The clock was ticking for Boone, who had received the painting on consignment. One day stretched into two, and then three. A week went by and still Boone was unable to get Ovitz to make a decision. Every time she’d talk to him, he would say, “I don’t know. Let me think about it.” Finally, she could wait no longer and she tracked him down in a hotel in London. When she rang Ovitz’s room number, she was surprised when Ovitz client Bill Murray answered the phone. The actor started doing shtick.

“Don’t you understand? Mike is married,” Boone remembered Murray telling her. “He doesn’t want to have your phone calls all the time.”

“What the hell are you talking about?” Boone replied, outraged. “This isn’t me chasing Mike Ovitz. This is about him making a decision about a goddamn painting!”

Murray called out to Ovitz, “Mike, you’d better get on the phone now.” Immediately, Ovitz picked up. Boone launched into an angry diatribe. “Listen, your business is full of homecoming queens from Omaha, Nebraska, that want to be movie stars. Well, my business is full of people that made a couple of dollars and want to be great collectors. When you want to be serious, you call me.”

With that, Boone hung up the phone.

Ovitz did not buy the Kiefer.

(Ironically, it came on the secondary market again in 1988, and, once more, Boone had control of its sale. She sold it to Angeleno Eli Broad. The price of the painting? One and a half million dollars — 10 times what Ovitz was asked to pay for it just five years earlier. The Kiefer became one of the highlights of Broad’s collection.)

After that phone call to London,the relationship between Boone and Ovitz chilled. Still, 18 months after Boone had hung up on him, Ovitz called her one day and asked contritely, “Can I talk to you?” Ovitz explained his hesitancy in buying the Kiefer and apologized. He acknowledged that he still had a lot to learn about the art world.

What he didn’t say was that he was learning it from Boone’s rival gallery owner, Arne Glimcher.

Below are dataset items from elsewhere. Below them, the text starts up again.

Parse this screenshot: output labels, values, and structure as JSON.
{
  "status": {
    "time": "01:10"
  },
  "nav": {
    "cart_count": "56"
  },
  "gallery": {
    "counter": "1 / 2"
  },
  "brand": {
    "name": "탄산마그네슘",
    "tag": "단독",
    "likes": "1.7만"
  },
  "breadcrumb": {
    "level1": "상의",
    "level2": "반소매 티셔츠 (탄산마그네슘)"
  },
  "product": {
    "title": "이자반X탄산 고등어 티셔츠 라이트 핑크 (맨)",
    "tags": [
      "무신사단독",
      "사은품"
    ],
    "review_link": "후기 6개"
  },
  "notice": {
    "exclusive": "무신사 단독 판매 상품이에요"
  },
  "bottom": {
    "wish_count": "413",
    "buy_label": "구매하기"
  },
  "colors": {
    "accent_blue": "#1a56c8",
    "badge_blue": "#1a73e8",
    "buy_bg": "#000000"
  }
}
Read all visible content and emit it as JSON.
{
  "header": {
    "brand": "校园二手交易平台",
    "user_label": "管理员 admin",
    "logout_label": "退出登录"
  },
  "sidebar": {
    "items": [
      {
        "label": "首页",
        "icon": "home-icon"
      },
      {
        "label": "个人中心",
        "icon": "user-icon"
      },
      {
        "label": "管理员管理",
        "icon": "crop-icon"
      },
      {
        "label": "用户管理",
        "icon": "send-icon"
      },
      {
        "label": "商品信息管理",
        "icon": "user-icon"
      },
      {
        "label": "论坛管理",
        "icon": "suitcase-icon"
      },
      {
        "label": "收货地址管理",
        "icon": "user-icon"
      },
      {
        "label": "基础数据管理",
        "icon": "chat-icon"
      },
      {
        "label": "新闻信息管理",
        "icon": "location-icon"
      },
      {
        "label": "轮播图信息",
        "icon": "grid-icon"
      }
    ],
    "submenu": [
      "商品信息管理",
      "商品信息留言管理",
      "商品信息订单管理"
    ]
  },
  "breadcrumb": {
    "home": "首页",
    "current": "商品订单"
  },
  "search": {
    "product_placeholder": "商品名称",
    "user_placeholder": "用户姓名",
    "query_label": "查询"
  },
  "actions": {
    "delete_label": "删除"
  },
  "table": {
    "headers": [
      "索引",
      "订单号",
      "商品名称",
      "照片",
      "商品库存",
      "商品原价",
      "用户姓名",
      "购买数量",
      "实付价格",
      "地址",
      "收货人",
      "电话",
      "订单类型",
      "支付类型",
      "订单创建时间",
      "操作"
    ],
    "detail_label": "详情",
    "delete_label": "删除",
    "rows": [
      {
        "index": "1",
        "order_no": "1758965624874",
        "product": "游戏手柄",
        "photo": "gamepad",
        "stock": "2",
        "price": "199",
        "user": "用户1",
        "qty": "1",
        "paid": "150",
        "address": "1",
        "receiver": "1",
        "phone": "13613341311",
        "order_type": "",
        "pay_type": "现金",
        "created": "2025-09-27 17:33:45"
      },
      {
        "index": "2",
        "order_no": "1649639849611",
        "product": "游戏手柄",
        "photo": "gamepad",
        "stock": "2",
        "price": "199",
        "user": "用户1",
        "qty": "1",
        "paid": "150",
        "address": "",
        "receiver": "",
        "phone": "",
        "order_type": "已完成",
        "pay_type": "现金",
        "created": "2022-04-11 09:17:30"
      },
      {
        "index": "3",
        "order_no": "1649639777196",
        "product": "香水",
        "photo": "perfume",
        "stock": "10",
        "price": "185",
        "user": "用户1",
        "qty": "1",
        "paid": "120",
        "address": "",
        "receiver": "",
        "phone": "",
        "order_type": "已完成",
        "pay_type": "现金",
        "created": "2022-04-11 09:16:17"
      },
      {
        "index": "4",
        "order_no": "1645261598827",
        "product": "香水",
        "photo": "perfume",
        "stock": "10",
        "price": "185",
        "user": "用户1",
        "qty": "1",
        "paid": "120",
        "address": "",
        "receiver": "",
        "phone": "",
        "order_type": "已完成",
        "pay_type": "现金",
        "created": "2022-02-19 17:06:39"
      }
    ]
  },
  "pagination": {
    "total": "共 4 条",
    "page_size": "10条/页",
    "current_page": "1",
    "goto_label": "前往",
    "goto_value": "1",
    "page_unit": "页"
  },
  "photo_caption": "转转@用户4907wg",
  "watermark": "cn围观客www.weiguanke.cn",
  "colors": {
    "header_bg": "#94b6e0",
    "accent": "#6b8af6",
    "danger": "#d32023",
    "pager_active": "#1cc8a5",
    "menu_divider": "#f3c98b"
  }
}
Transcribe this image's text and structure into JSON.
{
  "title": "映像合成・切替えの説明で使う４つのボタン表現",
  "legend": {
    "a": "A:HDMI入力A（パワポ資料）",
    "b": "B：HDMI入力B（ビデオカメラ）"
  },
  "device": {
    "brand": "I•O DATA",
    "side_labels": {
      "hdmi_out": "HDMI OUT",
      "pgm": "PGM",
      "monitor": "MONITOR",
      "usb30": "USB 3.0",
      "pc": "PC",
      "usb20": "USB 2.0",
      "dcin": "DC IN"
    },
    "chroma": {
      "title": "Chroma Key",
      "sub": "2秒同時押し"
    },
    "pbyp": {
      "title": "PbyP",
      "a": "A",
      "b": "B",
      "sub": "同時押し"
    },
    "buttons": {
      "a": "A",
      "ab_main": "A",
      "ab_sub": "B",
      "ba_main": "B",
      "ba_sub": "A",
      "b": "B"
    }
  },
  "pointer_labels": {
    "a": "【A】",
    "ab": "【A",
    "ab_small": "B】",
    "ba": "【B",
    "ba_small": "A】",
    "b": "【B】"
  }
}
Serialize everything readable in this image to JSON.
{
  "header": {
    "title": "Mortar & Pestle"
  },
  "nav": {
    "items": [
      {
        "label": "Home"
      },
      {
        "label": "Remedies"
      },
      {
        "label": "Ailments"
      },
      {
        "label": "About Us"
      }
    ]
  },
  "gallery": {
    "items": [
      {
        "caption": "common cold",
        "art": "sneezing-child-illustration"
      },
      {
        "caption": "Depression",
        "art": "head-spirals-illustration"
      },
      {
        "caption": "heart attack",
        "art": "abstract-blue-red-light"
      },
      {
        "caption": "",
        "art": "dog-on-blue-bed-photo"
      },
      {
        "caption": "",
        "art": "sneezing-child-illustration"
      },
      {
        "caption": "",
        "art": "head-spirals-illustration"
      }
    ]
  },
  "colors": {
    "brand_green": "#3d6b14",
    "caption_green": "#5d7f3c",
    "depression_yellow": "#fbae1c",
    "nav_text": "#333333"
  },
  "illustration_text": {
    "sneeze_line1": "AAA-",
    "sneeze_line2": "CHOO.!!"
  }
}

It was inevitable that the two men would link up. Ovitz and Glimcher shared the same striving social ambitions; both had reinvented themselves from nobodies into men of wealth and seeming sophistication. Like Ovitz, Glimcher came from a middle-class background. Born into a Midwestern Jewish family, Glimcher grew up in Brookline, Massachusetts, began studying art, then borrowed $2,500 from his brother and opened a small Boston gallery called Pace, where he showed local artists. Eventually he moved to New York and was introduced into the heady New York art world. Soon Glimcher was buying upthe estates of Mark Rothko, Picasso and others at his elegant 57th Street Pace gallery.

It wasn’t long before, Glimcher and Boone were locked in a death match, especially after Schnabel met Glimcher at a Picasso exhibit, then jumped from downtown Boone to uptown Pace. At the time, defections of artists between galleries still had certain ground rules, which is why the old-school Castelli — for whom loyalty was everything — slammed down the phone on Schnabel upon hearing the news. It was around this time that Ovitz discovered Glimcher, thanks to Ovitz confidant and literary agent Mort Janklow, who made the introduction. Glimcher was not only Janklow’s art dealer but also a close friend, and Pace was conveniently located across the street from Janklow’s office.

Eager to replace Boone, Ovitz glommed on to Glimcher. And for good reason: Ovitz wanted special treatment, and this time he got it. He had offered that deal to famed dealer Larry Gagosian, who’d rejected it. He had offered that deal to Boone, who’d rejected it. He had offered that deal to Castelli, who’d rejected it. “I’d like to have a better relationship with you,” Castelli recalled Ovitz saying again and again.

“‘Well, you know what I have,’” Castelli said he’d replied. “‘You have to just keep in touch with me. Otherwise, I can’t constantly think of you.’ And then he disappeared.”

The deal, according to Castelli, was this: Ovitz tried to buy his art at cost, minus any dealer’s commission.

“He wanted to pay as little as possible, period,” Castelli told me. “No one was as bad as him. Now, some are hagglers. They want a 10 percent discount, no matter what, and if it’s possible to give to them, one does. If not, not. But generally speaking, they are not as bad as Ovitz. That’s just his nature.” (Ovitz insisted to me that paying commissions, or not paying commissions, was the responsibility of the artist, not the buyer.)